Mr. Queen paced, swathed in yards of thought. Queenly Miss Paris observed him with melting eyes. When he had first encountered her, during his investigation of the double murder of Blythe Stuart and Jack Royle, the famous motion-picture stars,
*
Miss Paris had been in the grip of a morbid psychology. She had been in a deathly terror of crowds. “Crowd phobia” the doctors called it. Mr. Queen, stirred by a nameless emotion, determined to cure the lady of her psychological affliction. The therapy, he conceived, must be both shocking and compensatory; and so he made love to her.

And lo! although Miss Paris recovered, to his horror Mr. Queen found that the cure may sometimes present a worse problem than the affliction. For the patient promptly fell in love with her healer; and the healer did not himself escape certain excruciating emotional consequences.

“Is it?” asked Miss Paris, her heart in her eyes.

“Eh?” said Mr. Queen. “What? Oh, no. I mean—it's the World Series.” He looked savage. “Don't you realize what's happening? The New York Giants and the New York Yankees are waging mortal combat to determine the baseball championship of the world, and I'm three thousand miles away!”

“Oh,” said Miss Paris. Then she said cleverly: “You poor darling.”

“Never missed a New York series before,” wailed Mr. Queen. “Driving me cuckoo. And what a battle! Greatest series ever played. Moore and DiMaggio have done miracles in the outfield. Giants have pulled a triple play. Goofy Gomez struck out fourteen men to win the first game. Hubbell's pitched a one-hit shutout. And today Dickey came up in the ninth inning with the bases loaded, two out, and the Yanks three runs behind, and slammed a homer over the right-field stands!”

“Is that good?” asked Miss Paris.

“Good!” howled Mr. Queen. “It merely sent the series into a seventh game.”
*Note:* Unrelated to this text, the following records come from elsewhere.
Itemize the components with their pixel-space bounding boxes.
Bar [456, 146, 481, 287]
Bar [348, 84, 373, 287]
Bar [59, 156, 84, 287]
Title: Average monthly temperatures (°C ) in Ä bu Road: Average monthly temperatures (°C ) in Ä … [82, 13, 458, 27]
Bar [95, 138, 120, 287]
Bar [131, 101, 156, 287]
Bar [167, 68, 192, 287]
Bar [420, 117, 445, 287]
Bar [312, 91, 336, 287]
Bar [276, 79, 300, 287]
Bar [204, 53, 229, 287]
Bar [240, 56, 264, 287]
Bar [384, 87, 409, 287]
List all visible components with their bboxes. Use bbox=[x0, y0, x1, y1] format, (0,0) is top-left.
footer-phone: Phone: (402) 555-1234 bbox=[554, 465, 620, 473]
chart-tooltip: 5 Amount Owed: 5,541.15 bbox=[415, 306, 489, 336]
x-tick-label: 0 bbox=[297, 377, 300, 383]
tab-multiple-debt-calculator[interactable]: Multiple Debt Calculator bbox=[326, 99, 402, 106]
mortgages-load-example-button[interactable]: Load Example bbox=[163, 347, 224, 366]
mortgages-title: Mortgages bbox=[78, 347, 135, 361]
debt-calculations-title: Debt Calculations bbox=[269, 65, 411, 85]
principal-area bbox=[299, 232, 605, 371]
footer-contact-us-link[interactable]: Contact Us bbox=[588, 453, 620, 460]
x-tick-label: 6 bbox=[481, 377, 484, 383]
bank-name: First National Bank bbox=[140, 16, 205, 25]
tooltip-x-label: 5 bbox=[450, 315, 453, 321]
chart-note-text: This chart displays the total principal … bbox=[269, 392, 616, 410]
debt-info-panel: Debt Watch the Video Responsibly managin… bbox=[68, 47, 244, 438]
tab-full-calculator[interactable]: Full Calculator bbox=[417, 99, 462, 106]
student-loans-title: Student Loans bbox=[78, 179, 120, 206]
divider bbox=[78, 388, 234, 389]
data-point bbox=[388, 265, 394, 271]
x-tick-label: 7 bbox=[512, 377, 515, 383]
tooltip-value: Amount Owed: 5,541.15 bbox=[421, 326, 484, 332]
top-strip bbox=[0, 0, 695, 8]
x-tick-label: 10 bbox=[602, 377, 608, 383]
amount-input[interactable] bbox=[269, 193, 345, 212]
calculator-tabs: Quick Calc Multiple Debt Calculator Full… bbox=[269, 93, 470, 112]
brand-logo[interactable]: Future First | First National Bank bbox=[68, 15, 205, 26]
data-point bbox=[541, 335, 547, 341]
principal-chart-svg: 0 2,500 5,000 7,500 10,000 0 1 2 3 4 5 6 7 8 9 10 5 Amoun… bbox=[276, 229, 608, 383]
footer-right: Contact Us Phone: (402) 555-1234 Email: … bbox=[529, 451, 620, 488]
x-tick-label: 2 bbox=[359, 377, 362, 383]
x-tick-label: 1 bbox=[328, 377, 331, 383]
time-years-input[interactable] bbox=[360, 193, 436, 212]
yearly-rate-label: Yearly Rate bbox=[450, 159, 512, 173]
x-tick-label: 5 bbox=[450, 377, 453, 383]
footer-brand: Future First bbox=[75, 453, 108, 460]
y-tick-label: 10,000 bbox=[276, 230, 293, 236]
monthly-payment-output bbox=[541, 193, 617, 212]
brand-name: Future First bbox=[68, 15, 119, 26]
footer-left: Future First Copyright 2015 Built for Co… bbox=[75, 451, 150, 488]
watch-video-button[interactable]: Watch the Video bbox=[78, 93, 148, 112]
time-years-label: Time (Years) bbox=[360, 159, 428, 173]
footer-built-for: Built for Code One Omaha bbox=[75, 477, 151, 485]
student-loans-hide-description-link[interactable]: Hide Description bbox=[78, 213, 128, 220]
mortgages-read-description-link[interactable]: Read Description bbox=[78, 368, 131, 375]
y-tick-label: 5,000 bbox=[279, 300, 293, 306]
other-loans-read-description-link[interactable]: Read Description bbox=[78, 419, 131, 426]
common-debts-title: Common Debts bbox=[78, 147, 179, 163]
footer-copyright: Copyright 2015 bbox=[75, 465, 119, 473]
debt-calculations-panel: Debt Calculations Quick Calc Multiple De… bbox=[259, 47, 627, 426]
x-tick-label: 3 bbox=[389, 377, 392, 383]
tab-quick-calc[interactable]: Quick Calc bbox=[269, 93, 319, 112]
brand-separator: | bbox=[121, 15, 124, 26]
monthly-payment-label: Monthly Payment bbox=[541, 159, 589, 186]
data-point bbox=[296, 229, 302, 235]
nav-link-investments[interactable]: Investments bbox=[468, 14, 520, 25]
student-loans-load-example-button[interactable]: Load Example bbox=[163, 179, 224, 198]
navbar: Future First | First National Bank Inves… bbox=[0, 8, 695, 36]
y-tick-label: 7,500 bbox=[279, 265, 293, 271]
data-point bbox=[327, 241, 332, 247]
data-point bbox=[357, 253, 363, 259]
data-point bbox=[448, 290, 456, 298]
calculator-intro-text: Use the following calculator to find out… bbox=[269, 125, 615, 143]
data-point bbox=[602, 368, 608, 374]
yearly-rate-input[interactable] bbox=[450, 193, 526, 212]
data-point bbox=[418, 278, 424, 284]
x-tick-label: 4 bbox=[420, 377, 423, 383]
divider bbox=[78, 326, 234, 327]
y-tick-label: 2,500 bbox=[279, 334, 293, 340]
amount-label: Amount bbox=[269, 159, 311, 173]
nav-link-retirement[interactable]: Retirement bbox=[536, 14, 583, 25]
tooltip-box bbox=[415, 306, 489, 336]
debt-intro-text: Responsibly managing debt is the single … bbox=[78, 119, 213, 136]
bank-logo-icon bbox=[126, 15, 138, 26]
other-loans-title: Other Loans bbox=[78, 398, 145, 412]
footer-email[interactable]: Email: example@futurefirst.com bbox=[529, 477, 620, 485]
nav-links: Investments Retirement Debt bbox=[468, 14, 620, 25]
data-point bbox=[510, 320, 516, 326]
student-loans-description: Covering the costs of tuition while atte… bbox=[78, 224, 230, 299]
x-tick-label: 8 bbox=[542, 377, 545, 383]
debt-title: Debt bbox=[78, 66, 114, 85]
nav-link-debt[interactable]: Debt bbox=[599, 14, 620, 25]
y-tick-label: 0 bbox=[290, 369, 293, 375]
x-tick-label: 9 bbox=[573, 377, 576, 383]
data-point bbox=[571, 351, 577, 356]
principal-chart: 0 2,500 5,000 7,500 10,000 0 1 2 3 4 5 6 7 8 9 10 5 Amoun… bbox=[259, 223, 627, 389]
“Poor darling,” said Miss Paris again, and she picked up her telephone. When she set it down she said: “Weather's threatening in the East. Tomorrow the New York Weather Bureau expects heavy rains.”

Mr. Queen stared wildly. “You mean—”

“I mean that you're taking tonight's plane for the East. And you'll see your beloved seventh game day after tomorrow.”
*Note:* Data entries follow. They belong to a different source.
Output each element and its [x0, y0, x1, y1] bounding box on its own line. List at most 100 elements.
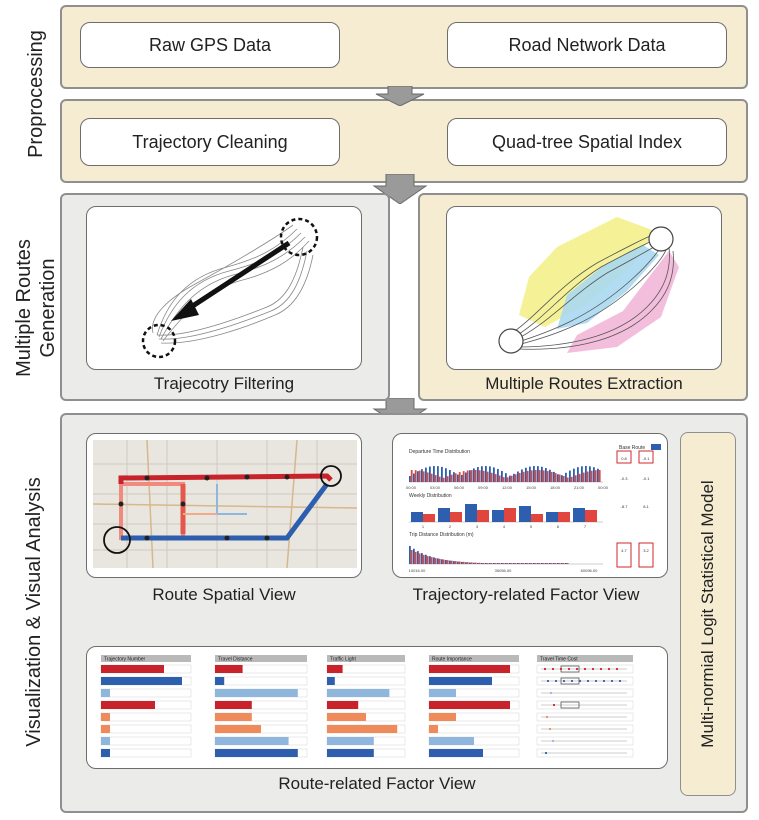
trajectory-factor-charts: Departure Time Distribution Weekly Distr… [406, 444, 661, 573]
trajectory-filtering-illustration [141, 217, 319, 359]
boxplot-point [610, 679, 614, 683]
column-title: Trajectory Number [104, 657, 146, 663]
coefficient-highlight [616, 450, 632, 464]
coefficient-highlight [638, 450, 654, 464]
value-bar [327, 689, 390, 697]
histogram-bar [557, 563, 559, 564]
histogram-bar [473, 468, 475, 482]
histogram-bar [530, 470, 533, 482]
hour-tick-label: 12:00 [502, 485, 513, 490]
table-cell [100, 748, 192, 758]
histogram-bar [430, 557, 433, 564]
histogram-bar [441, 466, 443, 482]
value-bar [101, 713, 110, 721]
visualization-stage-label: Visualization & Visual Analysis [23, 477, 45, 747]
histogram-bar [470, 470, 473, 482]
boxplot-point [583, 667, 587, 671]
histogram-bar [446, 560, 449, 564]
histogram-bar [437, 466, 439, 482]
histogram-bar [502, 477, 505, 482]
boxplot-point [615, 667, 619, 671]
column-header [101, 655, 191, 662]
histogram-bar [561, 475, 563, 482]
histogram-bar [558, 474, 561, 482]
histogram-bar [562, 563, 565, 564]
histogram-bar [569, 470, 571, 482]
histogram-bar [410, 550, 413, 564]
route-factor-view-caption: Route-related Factor View [278, 774, 476, 793]
histogram-bar [522, 563, 525, 564]
histogram-bar [517, 471, 519, 482]
road-network-data-box: Road Network Data [447, 22, 727, 68]
histogram-bar [497, 563, 499, 564]
histogram-bar [410, 470, 413, 482]
histogram-bar [570, 476, 573, 482]
boxplot-point [618, 679, 622, 683]
histogram-bar [582, 472, 585, 482]
value-bar [327, 749, 374, 757]
histogram-bar [538, 563, 541, 564]
boxplot-point [562, 679, 566, 683]
histogram-bar [477, 467, 479, 482]
histogram-bar [486, 563, 489, 564]
trip-distance-histogram: 10016.00 35056.00 60096.00 [409, 546, 598, 573]
histogram-bar [481, 563, 483, 564]
value-bar [215, 725, 261, 733]
value-bar [429, 665, 510, 673]
histogram-bar [529, 563, 531, 564]
boxplot-point [543, 667, 547, 671]
value-bar [429, 701, 510, 709]
histogram-bar [409, 546, 411, 564]
histogram-bar [466, 470, 469, 482]
boxplot-point [599, 667, 603, 671]
boxplot-point [554, 679, 558, 683]
histogram-bar [454, 473, 457, 482]
generation-stage-label: Multiple Routes Generation [12, 220, 60, 396]
histogram-bar [490, 563, 493, 564]
value-bar [429, 737, 474, 745]
histogram-bar [477, 562, 479, 564]
histogram-bar [498, 475, 501, 482]
boxplot-point [586, 679, 590, 683]
histogram-bar [462, 471, 465, 482]
histogram-bar [550, 563, 553, 564]
coefficient-highlight [616, 542, 632, 568]
hour-tick-label: 03:00 [430, 485, 441, 490]
coefficient-value: -0.1 [643, 476, 651, 481]
histogram-bar [585, 510, 597, 522]
table-cell [428, 724, 520, 734]
preprocessing-stage-label: Proprocessing [25, 30, 47, 158]
legend-swatch [651, 444, 661, 450]
value-bar [101, 689, 110, 697]
histogram-bar [557, 474, 559, 482]
hour-tick-label: 21:00 [574, 485, 585, 490]
histogram-bar [546, 563, 549, 564]
histogram-bar [492, 510, 504, 522]
value-bar [101, 737, 110, 745]
histogram-bar [509, 563, 511, 564]
column-header [429, 655, 519, 662]
histogram-bar [597, 468, 599, 482]
value-bar [429, 725, 438, 733]
coefficient-value: 8.1 [643, 504, 649, 509]
histogram-bar [549, 563, 551, 564]
boxplot-point [552, 703, 556, 707]
histogram-bar [465, 562, 467, 564]
histogram-bar [442, 559, 445, 564]
histogram-bar [477, 510, 489, 522]
value-bar [429, 689, 456, 697]
boxplot-point [546, 679, 550, 683]
histogram-bar [429, 556, 431, 564]
histogram-bar [581, 466, 583, 482]
histogram-bar [518, 563, 521, 564]
histogram-bar [593, 467, 595, 482]
logit-model-label: Multi-normial Logit Statistical Model [698, 480, 717, 748]
histogram-bar [418, 470, 421, 482]
quad-tree-index-label: Quad-tree Spatial Index [491, 131, 683, 152]
histogram-bar [506, 563, 509, 564]
histogram-bar [425, 467, 427, 482]
histogram-bar [414, 470, 417, 482]
histogram-bar [538, 470, 541, 482]
histogram-bar [430, 473, 433, 482]
histogram-bar [449, 470, 451, 482]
“Paula, you're a genius!” Then Mr. Queen's face fell. “But the studio, tickets …
Bigre
! I'll tell the studio I'm down with elephantiasis, and I'll wire Dad to snare a box. With his pull at City Hall, he ought to—Paula, I don't know what I'd do.…”

“You might,” suggested Miss Paris, “kiss me … goodbye.”

Mr. Queen did so, absently. The he started. “Not at all! You're coming with me!”